Yo La Tengo grows 'Popular Songs' organically
By Steve Wildsmithof The Daily Times Staff
Originally published: September 17. 2009 1:35PM
Last modified: September 17. 2009 1:56PM
For some bands, the creative process is akin to modern farming.
Genres are dissected and broken down and spliced together. Songs are germinated and nurtured and plucked from the pack to be destroyed if they don't measure up. Riffs are fertilized and amplified to get something bigger and better and more awesome than ever before.
If such an analogy applies to popular music, then the three members of Yo La Tengo might well be the equivalent of a small organic farm. Because when Ira Kaplan, Georgia Hubley and James McNew get together, there is no science at work.
Everything, McNew told The Daily Times this week, evolves naturally, and it's been that way since he first joined the band back in 1992.
"When I first started playing with the group -- I joined as kind of a temporary member at first -- I would go to New York and practice on the weekends," he said. "I had learned everything they had done up to 1991 and all of the cover songs they were doing, but our practices turned out to be long and mostly just filled with conversations about TV shows and records. All of the sudden, we found we had a lot in common and a lot of similar tastes.
"It's kind of a difficult thing to describe -- you can't really compare it to what it was like for other bands and what they were thinking when they started out. I think that for us, the success was in writing music and songs and figuring out how to make better music and better records and better songs, and how to be a better live band.
"And even then," he added, "those goals were unspoken."
Kaplan and his wife, drummer Georgia Hubley, formed the band in 1984, touring and recording as a four-piece for 1986's "Ride the Tiger" debut album. On the cutting edge of the college and indie rock scenes, the band went through myriad members during its early years while simultaneously releasing such now-classics as 1989's "President Yo La Tengo" and 1990's acoustic "Fakebook," an album of cover songs.
McNew joined the band as its permanent bass player in 1992, solidifying the Yo La Tengo lineup and kicking off a creative streak that continued to wow critics. "Painful," in 1993, also began a diversification of the band's sound, incorporating elements of folk, punk, shoegazing (a predecessor to emo) and the noise rock of Sonic Youth. The sound culminated on 1997's "I Can Hear the Heart Beating As One," considered by many critics to be their finest work to date.

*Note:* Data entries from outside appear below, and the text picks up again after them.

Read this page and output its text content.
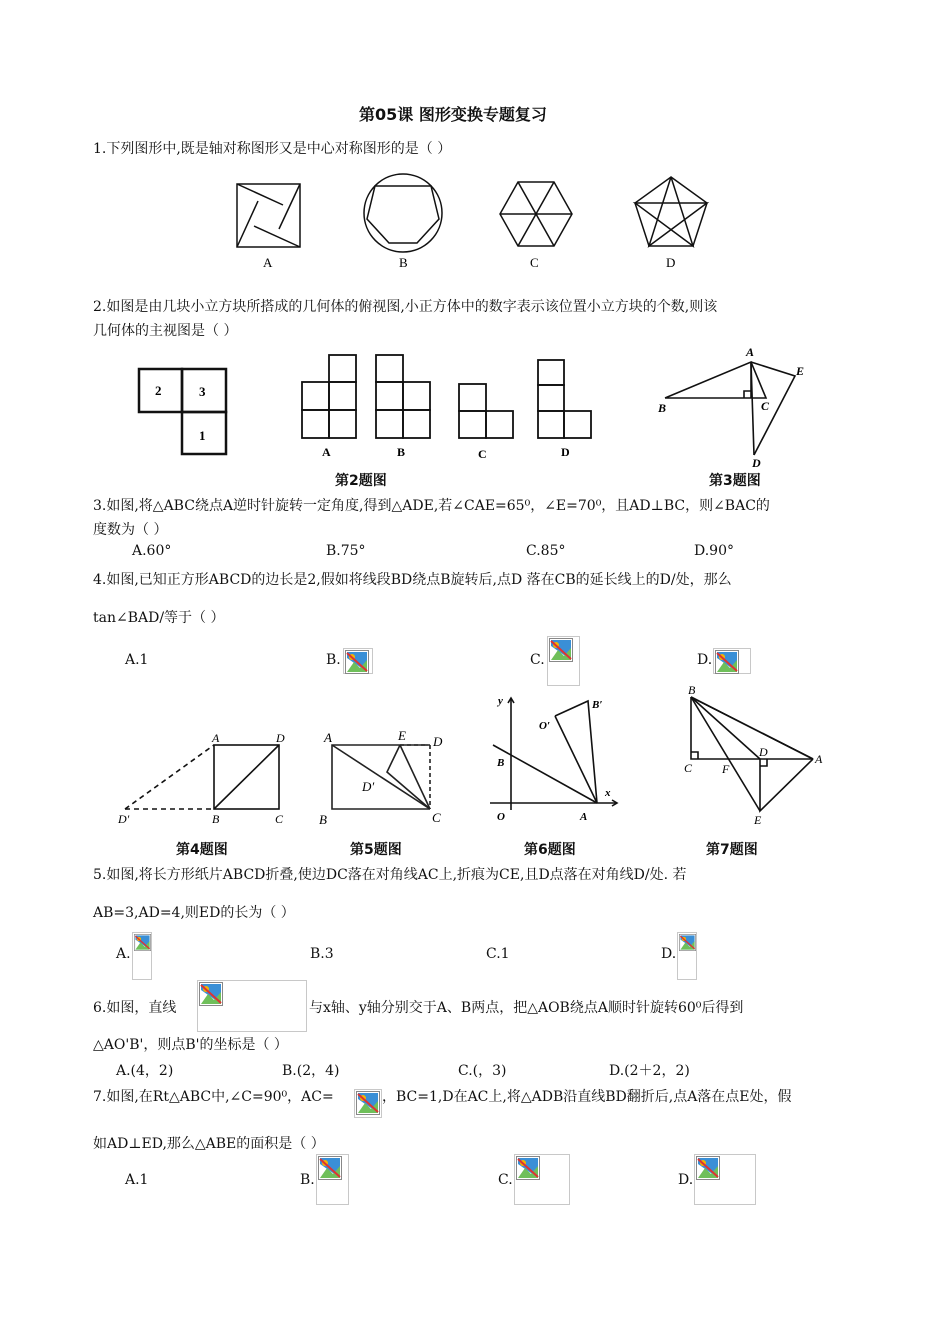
第05课 图形变换专题复习
1.下列图形中,既是轴对称图形又是中心对称图形的是（ ）
A	B	C	D
2.如图是由几块小立方块所搭成的几何体的俯视图,小正方体中的数字表示该位置小立方块的个数,则该
几何体的主视图是（ ）
2	3
1
A	B	C	D
第2题图
A
B	C
D
E
第3题图
3.如图,将△ABC绕点A逆时针旋转一定角度,得到△ADE,若∠CAE=65⁰，∠E=70⁰，且AD⊥BC，则∠BAC的
度数为（ ）
A.60°	B.75°	C.85°	D.90°
4.如图,已知正方形ABCD的边长是2,假如将线段BD绕点B旋转后,点D 落在CB的延长线上的D/处，那么
tan∠BAD/等于（ ）
A.1	B.	C.	D.
A	D
B	C
D′
A	E D
D′
B	C
y
x
O
O′
B′
B
A
B
C F
D	A
E
第4题图	第5题图	第6题图	第7题图
5.如图,将长方形纸片ABCD折叠,使边DC落在对角线AC上,折痕为CE,且D点落在对角线D/处. 若
AB=3,AD=4,则ED的长为（ ）
A.	B.3	C.1	D.
6.如图，直线	与x轴、y轴分别交于A、B两点，把△AOB绕点A顺时针旋转60⁰后得到
△AO'B'，则点B'的坐标是（ ）
A.(4，2)	B.(2，4)	C.(，3)	D.(2＋2，2)
7.如图,在Rt△ABC中,∠C=90⁰，AC=	，BC=1,D在AC上,将△ADB沿直线BD翻折后,点A落在点E处，假
如AD⊥ED,那么△ABE的面积是（ ）
A.1	B.	C.	D.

After 2003's mellow-sounding "Summer Sun," 2006's "I Am Not Afraid of You and I Will Beat Your Ass" showcased a harder edge that earned the record five stars from Entertainment Weekly, an 8.3 on a scale of 10 from Pitchfork and 9 out of 10 from PopMatters.
Leave it to Yo La Tengo, however, to shift gears unexpectedly. The band's new album -- "Popular Songs," released Sept. 8 -- is more subtle than its predecessor, an introspective, occasionally groovy, often-dreamy album that flows like a stream over time-worn rocks, sliding around one side or another with grace and ease.
But really, McNew said, Yo La Tengo's music as a whole can be viewed as that stream. It may subtly shift direction, he said, but -- barring an earthquake of New Madrid magnitude -- it doesn't alter its course drastically. It may slowly nibble away at its banks, growing wider and more expansive, but it doesn't tear away chunks of the landscape and muddy the waters with what's ripped up.
"So little is different, I think, from record to record," he said. "Certainly in the actual recording sessions and the time period leading up to recording, when we're just coming up with ideas for songs and moods, we keep a lot of our methods pretty much the same. I think, we write in a real slow process, as a group -- it would be so much more practical, I suppose, if one of us just went home and wrote songs and showed up to practice and told everyone how the new Yo La Tengo songs will go, but it doesn't work that way.
"We write out of improvisation, and we've kept to that method for 15 years or so. Following that way of working together, and continuing to work with our producer and our engineer, keeps things solid and really kind of gives us a foundation to sort of drift out further and try stuff we've never tried before."
That solid foundation, he added, gives each Yo La Tengo album an entry into the overall story arc of the band. Each one is a unique entry, filled with its own character and mood, but viewed as a whole, they're a testament to the fluidity with which the three members approach rock 'n' roll.
"There's nothing that doesn't seem true to us, to me," McNew said. "When we play shows, our sets are pretty long and pretty encompassing as far as our catalog and old songs and things like that go. I think that our new songs always kind of fit in with our old songs, in my mind, and even when we're writing them and they're in an embryonic stage, they still feel that way.
"There are times when I can sort of draw that line from a new song to a part of an old song or to a sound that we had created at some point; I think the occasional self-reference is kind of inevitable. But there have definitely been times during the period where we're writing songs and getting them ready to record, where we've tried to recreate sounds we've done before, only to have it go horribly wrong and turn into something new as well.
"I kind of look at it as a nice accident by way of incompetence," he added with a chuckle.